There was controversy around PMI companies rescinding coverage for fraud and poor underwriting during the crisis, similar to the buybacks the GSEs required. The MI rescissions were detrimental to the servicers and advantageous to the GSEs. The GSEs required servicers to buy back MI rescinded loans, which entirely eliminated the GSE credit risk. To become better partners with the lending community, the PMI companies have rewritten their master policies to limit and clarify the company's ability to rescind coverage.
Given these MI industry enhancements, it is hard to see how any lingering concerns about the PMI industry justify the incremental $2,875 being charged to the hypothetical borrower mentioned above.
Another possible reason for the increased fees on high LTV loans is the potential for greater losses to the GSEs, even after factoring MI claims being paid. Sticking with the example of a 660 credit score borrower buying a $200,000 home, Table 2 demonstrates the loss exposure to the GSEs at various LTV and default probability levels.
The GSEs do not charge LLPAs or require mortgage insurance on loans originated with 60% LTV ratios. Simply put, it's unlikely the GSEs would suffer a loss if a loan with that much equity defaults. So in this scenario, their limited risk exposure on the first $120,000 of the original purchase price is the same, regardless of the credit enhancements protecting the remaining $80,000.

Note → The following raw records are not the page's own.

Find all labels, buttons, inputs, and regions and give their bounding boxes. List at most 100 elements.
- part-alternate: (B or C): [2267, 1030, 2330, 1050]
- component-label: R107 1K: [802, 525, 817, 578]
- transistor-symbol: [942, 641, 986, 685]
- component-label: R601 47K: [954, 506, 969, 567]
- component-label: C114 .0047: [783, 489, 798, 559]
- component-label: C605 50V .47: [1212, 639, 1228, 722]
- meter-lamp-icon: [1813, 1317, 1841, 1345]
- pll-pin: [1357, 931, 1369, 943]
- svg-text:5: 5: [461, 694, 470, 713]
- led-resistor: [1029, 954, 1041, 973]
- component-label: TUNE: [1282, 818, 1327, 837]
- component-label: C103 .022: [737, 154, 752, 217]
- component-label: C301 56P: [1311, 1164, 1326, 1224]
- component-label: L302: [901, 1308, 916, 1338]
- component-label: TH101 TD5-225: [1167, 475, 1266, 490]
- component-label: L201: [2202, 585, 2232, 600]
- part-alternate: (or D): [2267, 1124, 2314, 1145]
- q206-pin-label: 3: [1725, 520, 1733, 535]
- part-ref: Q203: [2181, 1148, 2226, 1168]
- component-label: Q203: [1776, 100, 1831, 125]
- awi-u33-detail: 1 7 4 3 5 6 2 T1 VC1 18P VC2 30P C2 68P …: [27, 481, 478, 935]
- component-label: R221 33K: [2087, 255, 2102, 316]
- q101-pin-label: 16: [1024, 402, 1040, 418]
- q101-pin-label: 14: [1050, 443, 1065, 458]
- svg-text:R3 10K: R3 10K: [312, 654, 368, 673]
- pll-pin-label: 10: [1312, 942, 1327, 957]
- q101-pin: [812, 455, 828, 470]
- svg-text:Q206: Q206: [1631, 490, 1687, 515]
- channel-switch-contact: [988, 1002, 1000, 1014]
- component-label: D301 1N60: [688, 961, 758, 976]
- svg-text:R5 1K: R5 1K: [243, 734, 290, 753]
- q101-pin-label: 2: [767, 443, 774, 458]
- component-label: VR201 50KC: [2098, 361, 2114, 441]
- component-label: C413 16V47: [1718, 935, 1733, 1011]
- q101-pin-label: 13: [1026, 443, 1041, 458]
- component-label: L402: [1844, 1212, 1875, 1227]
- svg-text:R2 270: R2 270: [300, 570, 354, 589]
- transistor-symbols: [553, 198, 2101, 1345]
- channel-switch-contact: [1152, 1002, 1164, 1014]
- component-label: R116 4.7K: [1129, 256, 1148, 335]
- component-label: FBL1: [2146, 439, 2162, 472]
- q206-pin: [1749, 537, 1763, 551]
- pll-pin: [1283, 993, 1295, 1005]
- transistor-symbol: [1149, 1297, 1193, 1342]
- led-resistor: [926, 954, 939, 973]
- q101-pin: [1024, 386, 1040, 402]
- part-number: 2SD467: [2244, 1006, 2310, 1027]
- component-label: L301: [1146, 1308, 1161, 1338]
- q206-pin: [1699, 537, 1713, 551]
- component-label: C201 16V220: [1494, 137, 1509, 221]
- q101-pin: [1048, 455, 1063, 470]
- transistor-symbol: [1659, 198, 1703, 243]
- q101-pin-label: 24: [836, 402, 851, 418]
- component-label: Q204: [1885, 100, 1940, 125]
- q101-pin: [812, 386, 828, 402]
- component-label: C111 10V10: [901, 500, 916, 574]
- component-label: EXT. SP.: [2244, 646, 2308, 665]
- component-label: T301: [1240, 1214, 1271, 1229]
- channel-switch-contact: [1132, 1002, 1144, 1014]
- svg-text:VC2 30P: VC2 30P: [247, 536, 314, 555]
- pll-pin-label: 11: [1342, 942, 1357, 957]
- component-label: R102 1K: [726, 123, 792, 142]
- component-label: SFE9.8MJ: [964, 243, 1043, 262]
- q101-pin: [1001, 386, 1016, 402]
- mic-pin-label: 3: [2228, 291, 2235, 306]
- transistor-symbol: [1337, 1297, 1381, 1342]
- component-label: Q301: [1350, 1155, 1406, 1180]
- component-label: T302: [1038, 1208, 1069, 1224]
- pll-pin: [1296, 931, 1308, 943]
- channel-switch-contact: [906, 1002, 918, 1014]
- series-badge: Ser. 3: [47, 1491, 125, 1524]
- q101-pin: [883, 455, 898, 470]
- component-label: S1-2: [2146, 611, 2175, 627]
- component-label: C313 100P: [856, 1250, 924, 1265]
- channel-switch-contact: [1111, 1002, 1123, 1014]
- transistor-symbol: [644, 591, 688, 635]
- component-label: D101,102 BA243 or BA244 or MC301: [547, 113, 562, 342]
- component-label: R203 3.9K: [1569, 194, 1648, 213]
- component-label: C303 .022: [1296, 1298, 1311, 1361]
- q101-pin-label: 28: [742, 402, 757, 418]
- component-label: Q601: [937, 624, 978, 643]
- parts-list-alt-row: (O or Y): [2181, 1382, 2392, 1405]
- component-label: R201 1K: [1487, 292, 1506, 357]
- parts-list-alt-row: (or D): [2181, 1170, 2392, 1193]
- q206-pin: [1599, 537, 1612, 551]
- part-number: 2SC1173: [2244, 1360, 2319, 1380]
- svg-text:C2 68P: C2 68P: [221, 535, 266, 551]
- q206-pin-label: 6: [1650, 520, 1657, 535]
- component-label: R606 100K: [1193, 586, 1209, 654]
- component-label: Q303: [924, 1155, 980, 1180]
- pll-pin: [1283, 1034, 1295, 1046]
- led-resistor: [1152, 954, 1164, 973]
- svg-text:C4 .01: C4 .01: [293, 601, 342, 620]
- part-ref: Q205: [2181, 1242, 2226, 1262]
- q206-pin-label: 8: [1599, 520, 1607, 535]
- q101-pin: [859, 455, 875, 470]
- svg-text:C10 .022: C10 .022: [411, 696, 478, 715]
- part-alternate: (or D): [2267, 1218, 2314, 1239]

While it's true that borrowers with smaller down payments present a greater default risk, the gap between the LLPAs charged on 70% LTV and 95% LTV loans is so great than increasing the loss frequency by a factor of 10 justifies less than half the $2,875 difference.
Based on this analysis, the cross subsidization appears to be overcharging high LTV borrowers and subsidizing low LTV borrowers by about $1,775. Put another way, 95% LTV mortgages would have to default at a rate of nearly 24 to 1 compared to 70% LTV loans to justify the difference in LLPA fees.
Requiring borrowers to pay a fee that disproportionately reflects the risk to the GSE is detrimental for low-income individuals and families, particularly first-time homebuyers and people of color. The GSE bias against high LTV lending has pushed borrowers to FHA who would normally be served through GSE products.
Housing reform advocates need to be conscious of and open-minded about how a new housing finance system affects and supports the underserved because the lack of transparency in the current system has pushed potential borrowers to the outskirts.